Have you ever thought about where or how your kid’s have learned empathy? And what implications it might have later in life? Have you ever thought about explicitly teaching your kids empathy?
According to a study published by the peer-reviewed Journal of Moral Education, children who grew up receiving empathy were less likely to participate in acts of criminal or delinquent behavior. Empathy, or being able to show and understand how others are feeling, is a crucial part of social life.
The study focused on data from a survey conducted over a 4-year period from children ages 12 to 17. The study started out asking the children questions pertaining to parental support like whether or not they trusted their parents or talked to their parents. Then they asked questions pertaining to empathy by asking them to make statements like whether or not they empathized with their friends or tried to make others feel better. In the last session, years later when the kids had now grown to age to 16 and 17 years old, they discussed whether or not they participate in delinquent acts from graffiti to physical threats and robbery.
The study showed not only decreased likelihood of criminal activity but that the children who received empathy growing up had an enhanced ability to be empathetic. Growing up receiving empathy from your parents can be crucial to how you treat others in adulthood.
“Empathy in youth appears to have the power to mediate the negative association between perceived parental support and future juvenile delinquency,” said Glenn Walters, the author of the paper and a Kutztown University (Kutztown, Pennsylvania) associate professor of criminal justice.
Walters also said that while empathy can affect how your child behaves in the future, there are several other factors that can influence whether or not your child partakes in criminal behavior. These include factors such as self-esteem and social interests.

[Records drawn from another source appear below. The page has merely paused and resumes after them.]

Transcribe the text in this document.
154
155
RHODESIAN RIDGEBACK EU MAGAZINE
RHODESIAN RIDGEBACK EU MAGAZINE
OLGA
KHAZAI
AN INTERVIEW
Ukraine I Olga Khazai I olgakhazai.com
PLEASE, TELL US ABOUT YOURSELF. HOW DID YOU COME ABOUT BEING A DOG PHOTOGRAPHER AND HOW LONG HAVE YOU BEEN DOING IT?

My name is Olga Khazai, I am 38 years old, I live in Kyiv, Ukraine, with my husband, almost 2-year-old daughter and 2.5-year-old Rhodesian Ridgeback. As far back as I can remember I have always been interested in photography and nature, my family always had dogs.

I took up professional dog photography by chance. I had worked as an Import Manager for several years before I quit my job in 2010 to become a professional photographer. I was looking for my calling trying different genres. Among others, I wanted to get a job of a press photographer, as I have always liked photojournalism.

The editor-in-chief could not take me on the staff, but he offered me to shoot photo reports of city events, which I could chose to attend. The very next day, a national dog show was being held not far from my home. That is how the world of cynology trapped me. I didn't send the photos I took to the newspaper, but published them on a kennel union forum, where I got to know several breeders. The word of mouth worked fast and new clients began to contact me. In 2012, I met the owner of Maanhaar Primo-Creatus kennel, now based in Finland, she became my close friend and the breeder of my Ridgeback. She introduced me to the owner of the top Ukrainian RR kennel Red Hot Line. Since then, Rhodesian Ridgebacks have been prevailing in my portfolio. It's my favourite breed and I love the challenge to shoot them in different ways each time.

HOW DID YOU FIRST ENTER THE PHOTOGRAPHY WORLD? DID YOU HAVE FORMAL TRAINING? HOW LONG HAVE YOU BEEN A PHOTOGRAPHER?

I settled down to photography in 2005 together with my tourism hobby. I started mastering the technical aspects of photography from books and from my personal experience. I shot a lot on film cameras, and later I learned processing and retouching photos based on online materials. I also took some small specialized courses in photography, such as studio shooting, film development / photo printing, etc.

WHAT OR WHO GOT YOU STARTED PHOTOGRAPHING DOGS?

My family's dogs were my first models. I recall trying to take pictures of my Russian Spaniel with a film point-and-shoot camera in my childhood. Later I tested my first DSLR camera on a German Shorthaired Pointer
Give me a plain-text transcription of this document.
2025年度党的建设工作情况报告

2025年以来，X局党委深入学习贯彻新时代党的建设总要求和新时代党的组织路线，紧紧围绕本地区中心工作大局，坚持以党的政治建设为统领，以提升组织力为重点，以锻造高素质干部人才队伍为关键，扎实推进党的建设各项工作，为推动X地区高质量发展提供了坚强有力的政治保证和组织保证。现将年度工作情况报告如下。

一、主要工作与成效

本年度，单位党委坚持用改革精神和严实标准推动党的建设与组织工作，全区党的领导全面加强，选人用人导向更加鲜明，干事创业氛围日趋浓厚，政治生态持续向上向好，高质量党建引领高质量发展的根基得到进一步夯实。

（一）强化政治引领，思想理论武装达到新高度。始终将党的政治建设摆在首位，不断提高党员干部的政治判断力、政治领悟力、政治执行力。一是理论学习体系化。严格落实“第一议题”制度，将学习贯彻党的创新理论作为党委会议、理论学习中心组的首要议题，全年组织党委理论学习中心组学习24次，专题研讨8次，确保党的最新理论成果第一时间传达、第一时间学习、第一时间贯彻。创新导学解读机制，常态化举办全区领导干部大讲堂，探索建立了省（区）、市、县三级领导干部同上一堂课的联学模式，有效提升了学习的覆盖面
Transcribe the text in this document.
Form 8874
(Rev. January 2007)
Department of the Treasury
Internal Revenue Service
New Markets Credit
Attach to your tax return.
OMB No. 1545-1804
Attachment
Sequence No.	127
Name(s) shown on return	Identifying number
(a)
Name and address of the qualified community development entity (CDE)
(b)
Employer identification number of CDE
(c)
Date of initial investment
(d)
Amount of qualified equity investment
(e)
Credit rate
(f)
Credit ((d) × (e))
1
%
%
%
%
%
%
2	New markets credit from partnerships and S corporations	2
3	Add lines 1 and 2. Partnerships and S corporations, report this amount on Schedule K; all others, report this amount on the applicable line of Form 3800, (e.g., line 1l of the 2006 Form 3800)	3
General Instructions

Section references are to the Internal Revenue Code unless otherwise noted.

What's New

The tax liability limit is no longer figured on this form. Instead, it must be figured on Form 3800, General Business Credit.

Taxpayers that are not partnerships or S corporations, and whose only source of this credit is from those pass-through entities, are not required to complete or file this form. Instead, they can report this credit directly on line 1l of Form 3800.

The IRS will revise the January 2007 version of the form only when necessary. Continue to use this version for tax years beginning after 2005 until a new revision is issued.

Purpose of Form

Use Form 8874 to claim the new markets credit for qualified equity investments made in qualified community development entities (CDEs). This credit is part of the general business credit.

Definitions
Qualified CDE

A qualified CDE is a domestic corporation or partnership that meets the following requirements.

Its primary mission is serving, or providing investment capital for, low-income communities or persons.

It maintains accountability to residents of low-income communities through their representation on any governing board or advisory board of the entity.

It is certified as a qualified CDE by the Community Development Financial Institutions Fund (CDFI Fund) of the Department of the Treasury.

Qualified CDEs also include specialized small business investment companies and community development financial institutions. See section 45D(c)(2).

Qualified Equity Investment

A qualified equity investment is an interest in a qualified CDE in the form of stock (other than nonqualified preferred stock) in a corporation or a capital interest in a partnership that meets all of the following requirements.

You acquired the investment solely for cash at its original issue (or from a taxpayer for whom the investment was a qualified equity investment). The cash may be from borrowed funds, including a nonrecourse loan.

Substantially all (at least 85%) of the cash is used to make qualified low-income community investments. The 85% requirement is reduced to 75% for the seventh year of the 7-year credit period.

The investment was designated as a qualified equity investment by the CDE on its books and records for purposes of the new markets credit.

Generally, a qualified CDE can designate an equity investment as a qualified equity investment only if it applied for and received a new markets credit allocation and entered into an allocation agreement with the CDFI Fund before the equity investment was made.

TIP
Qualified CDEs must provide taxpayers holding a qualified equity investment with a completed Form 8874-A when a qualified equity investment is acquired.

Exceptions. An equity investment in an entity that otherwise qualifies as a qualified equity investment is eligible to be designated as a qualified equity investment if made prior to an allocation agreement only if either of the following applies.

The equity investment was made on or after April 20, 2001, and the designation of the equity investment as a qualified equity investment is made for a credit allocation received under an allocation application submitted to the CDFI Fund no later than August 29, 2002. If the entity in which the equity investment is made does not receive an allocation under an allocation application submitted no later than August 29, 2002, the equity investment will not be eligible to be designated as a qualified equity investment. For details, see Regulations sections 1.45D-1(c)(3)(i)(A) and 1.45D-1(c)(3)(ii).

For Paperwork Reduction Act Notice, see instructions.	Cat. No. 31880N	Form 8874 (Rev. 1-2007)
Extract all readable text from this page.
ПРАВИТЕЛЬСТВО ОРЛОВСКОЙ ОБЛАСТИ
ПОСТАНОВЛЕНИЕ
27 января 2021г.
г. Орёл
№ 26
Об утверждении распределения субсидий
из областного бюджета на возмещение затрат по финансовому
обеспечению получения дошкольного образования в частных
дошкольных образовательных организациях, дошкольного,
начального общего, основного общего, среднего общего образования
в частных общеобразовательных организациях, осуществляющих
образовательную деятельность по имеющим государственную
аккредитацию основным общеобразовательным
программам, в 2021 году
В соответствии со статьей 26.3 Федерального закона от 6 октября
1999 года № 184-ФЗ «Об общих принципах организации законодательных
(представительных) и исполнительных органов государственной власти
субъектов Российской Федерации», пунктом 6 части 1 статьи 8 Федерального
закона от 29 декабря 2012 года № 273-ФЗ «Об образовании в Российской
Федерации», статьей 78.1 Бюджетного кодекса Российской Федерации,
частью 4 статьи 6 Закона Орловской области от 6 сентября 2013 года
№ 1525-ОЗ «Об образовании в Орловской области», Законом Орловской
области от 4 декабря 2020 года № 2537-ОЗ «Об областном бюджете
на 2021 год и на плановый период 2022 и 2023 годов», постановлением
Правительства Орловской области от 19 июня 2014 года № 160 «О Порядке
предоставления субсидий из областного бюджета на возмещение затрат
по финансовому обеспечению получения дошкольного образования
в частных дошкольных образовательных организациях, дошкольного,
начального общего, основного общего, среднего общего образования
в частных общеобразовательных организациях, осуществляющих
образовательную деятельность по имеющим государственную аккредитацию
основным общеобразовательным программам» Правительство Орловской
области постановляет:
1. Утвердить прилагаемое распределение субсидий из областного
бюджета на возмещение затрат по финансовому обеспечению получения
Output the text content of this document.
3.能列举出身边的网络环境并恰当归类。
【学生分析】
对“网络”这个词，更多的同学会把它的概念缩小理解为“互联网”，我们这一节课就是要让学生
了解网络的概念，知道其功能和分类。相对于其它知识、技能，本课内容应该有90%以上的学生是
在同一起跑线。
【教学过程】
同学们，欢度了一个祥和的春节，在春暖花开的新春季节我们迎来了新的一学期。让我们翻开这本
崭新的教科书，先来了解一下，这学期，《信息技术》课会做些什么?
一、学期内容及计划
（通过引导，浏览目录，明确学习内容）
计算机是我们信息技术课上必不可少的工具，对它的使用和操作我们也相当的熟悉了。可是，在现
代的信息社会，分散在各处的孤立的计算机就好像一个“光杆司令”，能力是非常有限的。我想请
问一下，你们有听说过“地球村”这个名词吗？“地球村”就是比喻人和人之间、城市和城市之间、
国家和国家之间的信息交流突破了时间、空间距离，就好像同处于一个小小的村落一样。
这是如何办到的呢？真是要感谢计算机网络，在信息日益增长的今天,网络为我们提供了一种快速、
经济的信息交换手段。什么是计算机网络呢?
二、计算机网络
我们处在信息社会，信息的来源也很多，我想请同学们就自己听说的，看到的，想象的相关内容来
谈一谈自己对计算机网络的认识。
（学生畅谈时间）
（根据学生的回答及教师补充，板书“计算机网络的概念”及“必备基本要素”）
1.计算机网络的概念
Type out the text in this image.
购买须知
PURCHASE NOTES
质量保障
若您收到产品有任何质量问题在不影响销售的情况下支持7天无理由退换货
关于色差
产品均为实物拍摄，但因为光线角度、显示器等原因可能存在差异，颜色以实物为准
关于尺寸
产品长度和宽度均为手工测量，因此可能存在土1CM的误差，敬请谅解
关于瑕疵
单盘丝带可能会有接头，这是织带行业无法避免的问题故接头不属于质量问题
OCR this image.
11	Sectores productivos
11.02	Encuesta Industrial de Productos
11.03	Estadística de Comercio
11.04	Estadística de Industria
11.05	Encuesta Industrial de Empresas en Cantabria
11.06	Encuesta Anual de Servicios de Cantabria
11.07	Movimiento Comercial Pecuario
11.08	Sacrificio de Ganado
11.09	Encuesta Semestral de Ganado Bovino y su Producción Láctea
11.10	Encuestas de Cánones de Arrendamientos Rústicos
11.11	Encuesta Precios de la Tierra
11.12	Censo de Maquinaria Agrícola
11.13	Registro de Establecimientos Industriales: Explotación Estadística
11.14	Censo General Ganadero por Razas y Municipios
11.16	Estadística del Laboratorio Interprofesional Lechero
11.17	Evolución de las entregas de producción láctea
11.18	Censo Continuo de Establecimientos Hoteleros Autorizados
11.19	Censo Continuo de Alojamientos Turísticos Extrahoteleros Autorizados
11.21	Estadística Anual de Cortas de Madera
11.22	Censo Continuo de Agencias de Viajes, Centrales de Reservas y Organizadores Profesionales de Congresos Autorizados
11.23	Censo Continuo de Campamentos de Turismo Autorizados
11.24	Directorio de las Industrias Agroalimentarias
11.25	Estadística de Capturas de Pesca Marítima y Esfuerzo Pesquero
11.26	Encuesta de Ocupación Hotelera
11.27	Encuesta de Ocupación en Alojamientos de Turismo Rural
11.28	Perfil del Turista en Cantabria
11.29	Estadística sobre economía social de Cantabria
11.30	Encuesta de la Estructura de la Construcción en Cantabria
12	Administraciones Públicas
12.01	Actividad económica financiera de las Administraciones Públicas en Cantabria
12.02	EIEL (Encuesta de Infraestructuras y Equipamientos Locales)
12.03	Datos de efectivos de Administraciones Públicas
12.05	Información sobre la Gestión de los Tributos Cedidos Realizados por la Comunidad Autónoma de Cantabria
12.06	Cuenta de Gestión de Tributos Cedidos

Empathy isn’t necessarily something you actively teach your children. Some believe it’s a trait you are born with. But children learn empathy from the environment around them. This includes their parents/guardians, friends, teachers, books, television and other types of media.
Walters said that the study found that children who received parental support and empathy had increased development of empathy in their early adolescent life.
Even if you haven’t been actively encouraging and teaching your children empathy from a young age, there are still ways to foster empathy in adolescence.
Here are some tips to implement, practice and encourage empathy with your children:
First tip is to make sure your child knows that they can express all their emotions, including negative ones, with you. It can be hard for even adults to express their negative emotions, but not expressing them can lead your child to feel like they need to hide them.
Respond with Empathy
Another tip is to respond to your child’s physical (and emotional) ailments with empathy. Instead of saying “You’re fine,” try responding in a way that shows that you care and emphasize with what they are feeling. An example of a response could be, “Are you okay?” or “That looked like it hurt.” By acknowledging their feelings, you are showing them empathy and allowing them to express their own feelings.
Lastly, try to prioritize in-person communication and conversations. Children who struggle with empathy can have trouble communicating over phones. By not considering others when responding through text, you can say one thing but mean something else.